The US Department of Energy (DOE) has announced up to $4.6 million in funding for four projects to develop advanced hydrogen storage materials. Advanced hydrogen storage systems will be critical to the widespread commercialization of hydrogen and fuel cell technologies.
- Ames Laboratory of Ames, Iowa, will receive up to $1.2 million to investigate the development of novel, high-capacity, silicon-based borohydride/graphene composite hydrogen storage materials produced through mechanochemical processes. If successful, this project will develop reversible, high-capacity hydrogen storage materials.
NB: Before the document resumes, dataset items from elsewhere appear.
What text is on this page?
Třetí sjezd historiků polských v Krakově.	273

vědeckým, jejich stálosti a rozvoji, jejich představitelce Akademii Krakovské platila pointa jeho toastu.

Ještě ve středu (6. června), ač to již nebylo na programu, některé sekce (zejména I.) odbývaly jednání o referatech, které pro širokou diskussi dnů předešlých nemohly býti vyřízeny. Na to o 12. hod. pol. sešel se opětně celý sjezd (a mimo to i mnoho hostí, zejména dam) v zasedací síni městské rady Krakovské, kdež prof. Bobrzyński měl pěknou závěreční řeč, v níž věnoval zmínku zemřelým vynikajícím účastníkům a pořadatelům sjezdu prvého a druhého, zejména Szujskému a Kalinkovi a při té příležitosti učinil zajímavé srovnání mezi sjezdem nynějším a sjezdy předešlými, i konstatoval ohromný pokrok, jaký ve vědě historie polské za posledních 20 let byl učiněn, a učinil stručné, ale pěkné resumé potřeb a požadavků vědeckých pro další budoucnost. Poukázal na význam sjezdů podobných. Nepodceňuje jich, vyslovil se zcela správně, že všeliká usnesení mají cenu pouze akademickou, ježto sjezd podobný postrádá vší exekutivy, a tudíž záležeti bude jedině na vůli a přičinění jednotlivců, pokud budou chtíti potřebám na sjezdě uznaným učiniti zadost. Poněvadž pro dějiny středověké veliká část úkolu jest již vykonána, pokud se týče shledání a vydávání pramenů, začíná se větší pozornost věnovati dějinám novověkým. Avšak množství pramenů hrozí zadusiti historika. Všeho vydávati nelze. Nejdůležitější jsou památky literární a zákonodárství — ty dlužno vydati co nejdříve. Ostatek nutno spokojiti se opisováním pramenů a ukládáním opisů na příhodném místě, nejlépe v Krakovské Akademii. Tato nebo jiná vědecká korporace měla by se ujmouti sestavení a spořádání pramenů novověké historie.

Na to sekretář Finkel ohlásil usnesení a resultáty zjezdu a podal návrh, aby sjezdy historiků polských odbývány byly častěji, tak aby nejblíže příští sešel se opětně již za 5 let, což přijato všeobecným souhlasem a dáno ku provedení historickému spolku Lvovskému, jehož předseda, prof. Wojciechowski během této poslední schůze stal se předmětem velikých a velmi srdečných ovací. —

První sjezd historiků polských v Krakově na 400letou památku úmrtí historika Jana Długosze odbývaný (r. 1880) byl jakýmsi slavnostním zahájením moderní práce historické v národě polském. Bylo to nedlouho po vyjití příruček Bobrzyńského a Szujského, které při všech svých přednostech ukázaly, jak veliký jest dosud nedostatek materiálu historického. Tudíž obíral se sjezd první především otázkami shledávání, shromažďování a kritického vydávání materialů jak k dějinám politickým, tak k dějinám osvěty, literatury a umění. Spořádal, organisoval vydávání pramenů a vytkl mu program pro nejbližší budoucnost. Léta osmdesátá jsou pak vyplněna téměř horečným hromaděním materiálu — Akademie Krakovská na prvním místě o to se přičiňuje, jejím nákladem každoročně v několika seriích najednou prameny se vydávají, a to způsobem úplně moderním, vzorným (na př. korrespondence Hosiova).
- The California Institute of Technology in Pasadena will receive up to $1 million to develop novel new high-capacity hydrogen sorbents — materials used to absorb liquids or gases — based on high-surface-area graphene. Improved sorbents with higher volumetric capacity will make hydrogen sorbent systems a more viable option for practical applications.
- Texas A&M University in College Station will receive up to $1.2 million to develop new, low-cost hydrogen sorbents that have high hydrogen sorption capacities that exceed the “Chahine rule,” the expected hydrogen adsorption per unit of surface area.
- The University of Michigan in Ann Arbor will receive up to $1.2 million to develop “best-in-class” hydrogen sorbent materials, with a focus on achieving simultaneously high volumetric and high gravimetric densities. This project is expected to lead to further improvements in hydrogen sorbent systems for onboard vehicle use.
2G Cenergy launched a dedicated hydrogen-fueled combined heat and power (CHP) system at an energy station within the Berlin Brandenburg Willy Brandt Airport in Germany. The hydrogen gas storage system at the airport uses a magnesium hydride technology for solid storage. The system, developed by McPhy Energy in Grenoble, France, is considered a breakthrough in terms of safe hydrogen storage.